Das ist Zukunftmusik. Was läuft gegenwärtig falsch bei den Gewerkschaften?

Überall auf der Welt gibt es weitgehenden Wettbewerb auf den Gütermärkten. In allen Bereichen des Gütermarktes sind Kartelle verboten und nur mit Ausnahmen erlaubt. Bei den großen Netzen, ob Energie, Verkehr, Bahn, Telekommunikation oder Wasser, beginnen die staatlichen Monopole zu fallen. Nur auf dem Arbeitsmarkt haben wir noch wie vor 100 Jahren ein Spiel von zwei großen Kartellen, den Gewerkschaften und den Arbeitgeberverbänden. Und diese beiden Kartelle schließen dann sogar wiederum ein noch größeres Kartell, das dann mit der Etikette „Tarifautonomie“ etwas schöner bezeichnet wird.

Sie haben von zwei Kartellen gesprochen, schließt Ihre Kritik also auch die Arbeitgeberverbände mit ein?

Absolut. Das wird ja immer vergessen. Es ist eine paradoxe Haltung, dass die Arbeitgeberverbände einseitig das Tarifkartell nur als Problem der Gewerkschaften verstanden haben wollen. Denn zu jedem Vertrag gehören zwei Parteien, die unterschreiben. Da kann ich mich doch nicht hinstellen und sagen, die andere Seite hat mich über den Tisch gezogen. Das ist doch scheinheilig.

Dennoch steht immer nur die Gewerkschaft im Mittelpunkt der öffentlichen Kritik. Haben Sie eine Erklärung?

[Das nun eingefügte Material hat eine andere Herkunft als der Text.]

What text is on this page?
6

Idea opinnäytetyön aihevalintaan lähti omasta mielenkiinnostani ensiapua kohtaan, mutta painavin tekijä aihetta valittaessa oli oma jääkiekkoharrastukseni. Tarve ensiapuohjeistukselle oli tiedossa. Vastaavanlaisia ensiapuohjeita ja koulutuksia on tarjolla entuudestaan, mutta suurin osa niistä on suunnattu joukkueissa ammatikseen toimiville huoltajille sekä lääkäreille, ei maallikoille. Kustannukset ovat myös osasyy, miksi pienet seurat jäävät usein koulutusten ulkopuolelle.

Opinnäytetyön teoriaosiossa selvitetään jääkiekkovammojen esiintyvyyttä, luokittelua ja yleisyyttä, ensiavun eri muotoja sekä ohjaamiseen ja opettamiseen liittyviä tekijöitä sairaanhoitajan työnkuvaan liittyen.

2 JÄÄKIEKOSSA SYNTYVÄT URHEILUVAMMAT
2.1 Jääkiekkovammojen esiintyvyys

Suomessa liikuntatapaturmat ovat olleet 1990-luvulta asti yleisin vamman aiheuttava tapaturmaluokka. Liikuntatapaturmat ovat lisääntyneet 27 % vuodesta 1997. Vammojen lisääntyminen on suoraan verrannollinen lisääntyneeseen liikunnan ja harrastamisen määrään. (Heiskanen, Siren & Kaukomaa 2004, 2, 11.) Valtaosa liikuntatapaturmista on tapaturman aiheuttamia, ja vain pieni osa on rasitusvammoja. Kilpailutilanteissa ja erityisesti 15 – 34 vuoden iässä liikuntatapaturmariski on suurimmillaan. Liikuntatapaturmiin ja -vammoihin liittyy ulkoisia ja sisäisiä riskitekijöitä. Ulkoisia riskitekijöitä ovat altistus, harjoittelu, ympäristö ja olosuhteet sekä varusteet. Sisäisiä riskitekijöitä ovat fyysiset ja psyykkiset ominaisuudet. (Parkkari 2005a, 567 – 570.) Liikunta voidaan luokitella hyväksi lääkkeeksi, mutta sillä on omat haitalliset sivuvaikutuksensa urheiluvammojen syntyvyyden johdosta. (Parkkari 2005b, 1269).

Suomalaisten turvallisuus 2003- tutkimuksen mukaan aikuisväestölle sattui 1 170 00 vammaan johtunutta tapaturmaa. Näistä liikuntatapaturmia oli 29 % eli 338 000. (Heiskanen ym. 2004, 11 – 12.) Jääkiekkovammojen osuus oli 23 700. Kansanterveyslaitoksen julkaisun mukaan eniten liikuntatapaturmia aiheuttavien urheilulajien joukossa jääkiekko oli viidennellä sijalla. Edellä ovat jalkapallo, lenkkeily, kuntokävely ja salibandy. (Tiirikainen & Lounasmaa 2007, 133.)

Das hängt generell mit der Frage zusammen: Wie geht es mit dem Sozialstaatsprinzip in Deutschland weiter? Wegen der konjunkturellen Stagnation haben momentan die Arbeitgeber mehr Rückenwind. In schwierigen Zeiten gewinnt die Freiheit des Einzelnen an Bedeutung, da rückt die Produktion in den Vordergrund und nicht die Umverteilung. Und da wirken dann die Versuche der Gewerkschaften, am Sozialstaat stärker festzuhalten und diese Entwicklung bremsen zu wollen, eben rasch wie eine Blockade.

Haben die Gewerkschaften nur Pech, dass sich die Konjunktur in Deutschland gerade in einer Talsohle befindet?

Die Diskussion um den Sozialstaat greift ja ein strukturelles Problem auf, dem man sich schon früher hätte stellen müssen. Nur ist es in einer konjunkturell schwierigeren Zeit leichter, diese Diskussion um den Sozialstaat aufs Trapez zu bringen als in einer Phase des Wachstums, in der es leichter ist umzuverteilen. Umverteilung heißt in Zeiten der Stagnation eben, jemandem etwas wegzunehmen. Deshalb ist dieses Rückzugsgefecht für die Gewerkschaft besonders hart zu führen. Früher oder später wäre das aber ohnehin gekommen.

Ist die Aufgabe der Blockade gegen Reformen von Rot-Grün, wie Sie es nennen, notwendig für die IG Metall, um wieder politikfähig zu werden?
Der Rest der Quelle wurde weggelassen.